Scientific classification
- Domain: Eukaryota
- Clade: Pancryptista
- Phylum: Cryptista
- Superclass: Cryptomonada
- Class: Cryptophyceae
- Order: Pyrenomonadales
- Family: Pyrenomonadaceae Novarino & Lucas 1993
- Type genus: "Pyrenomonas" (nomen nudum) Santore, 1984
- Genera: "Pyrenomonas" (nomen nudum); Rhinomonas; Rhodomonas; Storeatula;

= Pyrenomonadaceae =

Family of cryptomonads

Pyrenomonadaceae is a family of cryptomonads which includes three or four known genera. They are distinguished from other cryptomonads by their nucleomorphs being imbedded into the pyrenoid, and the presence of distinctive pigment phycoerythrin 545.

== Taxonomy ==

Rhodomonas was the first genus within today's Pyrenomonadaceae identified, being described in 1898. For most of the 20th century, all other genera now recognized as Pyrenomonadaceae were placed into various other taxa (ex. Rhinomonas fulva as Cryptochrysis fulva) Adolf Pascher placed Rhodomonas within his subfamily Cryptochrysideae in 1913. Butcher's highly influential 1967 phylogeny of all then-known Cryptophytes did not recognize Rhodomonas, reclassifying all previously described Rhodomonas species as Chroomonas.

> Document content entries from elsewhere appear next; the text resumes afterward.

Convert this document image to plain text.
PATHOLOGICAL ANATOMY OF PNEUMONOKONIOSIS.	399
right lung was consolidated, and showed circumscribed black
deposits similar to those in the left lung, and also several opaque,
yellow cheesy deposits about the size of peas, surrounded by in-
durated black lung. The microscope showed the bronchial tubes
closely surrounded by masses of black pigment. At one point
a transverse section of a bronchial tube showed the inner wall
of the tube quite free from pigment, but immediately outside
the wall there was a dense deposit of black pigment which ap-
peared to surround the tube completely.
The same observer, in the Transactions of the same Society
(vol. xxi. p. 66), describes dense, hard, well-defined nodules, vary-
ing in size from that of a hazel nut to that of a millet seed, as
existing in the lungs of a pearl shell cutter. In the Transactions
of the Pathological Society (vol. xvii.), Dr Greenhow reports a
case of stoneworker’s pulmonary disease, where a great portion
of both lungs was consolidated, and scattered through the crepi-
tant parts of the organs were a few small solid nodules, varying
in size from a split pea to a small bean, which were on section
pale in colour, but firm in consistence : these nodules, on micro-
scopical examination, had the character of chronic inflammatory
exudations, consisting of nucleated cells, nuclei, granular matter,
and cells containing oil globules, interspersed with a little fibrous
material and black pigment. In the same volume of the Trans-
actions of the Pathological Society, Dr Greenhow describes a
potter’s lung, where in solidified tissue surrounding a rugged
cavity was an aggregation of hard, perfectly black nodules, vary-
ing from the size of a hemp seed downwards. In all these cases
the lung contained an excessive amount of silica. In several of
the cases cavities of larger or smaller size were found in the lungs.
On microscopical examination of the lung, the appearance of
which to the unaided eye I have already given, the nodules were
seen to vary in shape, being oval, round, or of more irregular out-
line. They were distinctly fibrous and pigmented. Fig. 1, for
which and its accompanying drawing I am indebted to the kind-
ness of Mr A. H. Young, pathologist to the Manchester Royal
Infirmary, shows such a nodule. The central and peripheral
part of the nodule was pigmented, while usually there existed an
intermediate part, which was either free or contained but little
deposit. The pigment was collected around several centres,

Between 1982 and 1986, a series of ultrastructure studies by Uwe J. Santore found considerable morphological inconsistencies within Butcher's Chroomonas, leading him to identify the new genus Pyrenomonas in 1984. Two years later, he revived genus Rhodomonas and proposed the existence of a clade largely consisting of "reddish-brown cryptomonads". Expanding upon Santore's research, in 1988 D.R.A. Hill and R. Wetherbee analyzed various cryptomonads that had been treated as Cryptochrysis by early 20th century researchers. From this they identified several new species of Rhodomonas, and introduced the new genus Rhinomonas. Hill would identify another "reddish-brown cryptomonad" genus in 1991, Storeatula. In 1989, Hill and Wetherbee argued that Rhodomonas was synonymous with Pyrenomonas, triggering an academic debate regarding whether or not each genus should be treated separately. This debate remains unresolved as of 2019.

The earliest reference to Pyrenomonadaceae in an approximately modern sense was made by Gianfranco Novarino and Ian Lucas in their 1993 classification scheme for the Cryptophyceae. In this classification scheme, the family included Rhinomonas and Pyrenomonas. An updated scheme in 1999 added Storeatula as well.

Overall monophyly of the Pyrenomonadaceae has been universally supported by electron-microscope and molecular-based studies in the 1990s and 2000s. A 2002 phylogenic study of 18s rDNA suggested that, while the family itself was monophyletic, Rhodomonas was not, with R. abbreviata forming a clade with Storeatula while all other Rhodomonas species examined formed a clade with Rhinomonas. A more comprehensive phylogenetic study in 2014 largely agreed with and expanded upon earlier findings, presenting a preliminary classification scheme with three unnamed clades.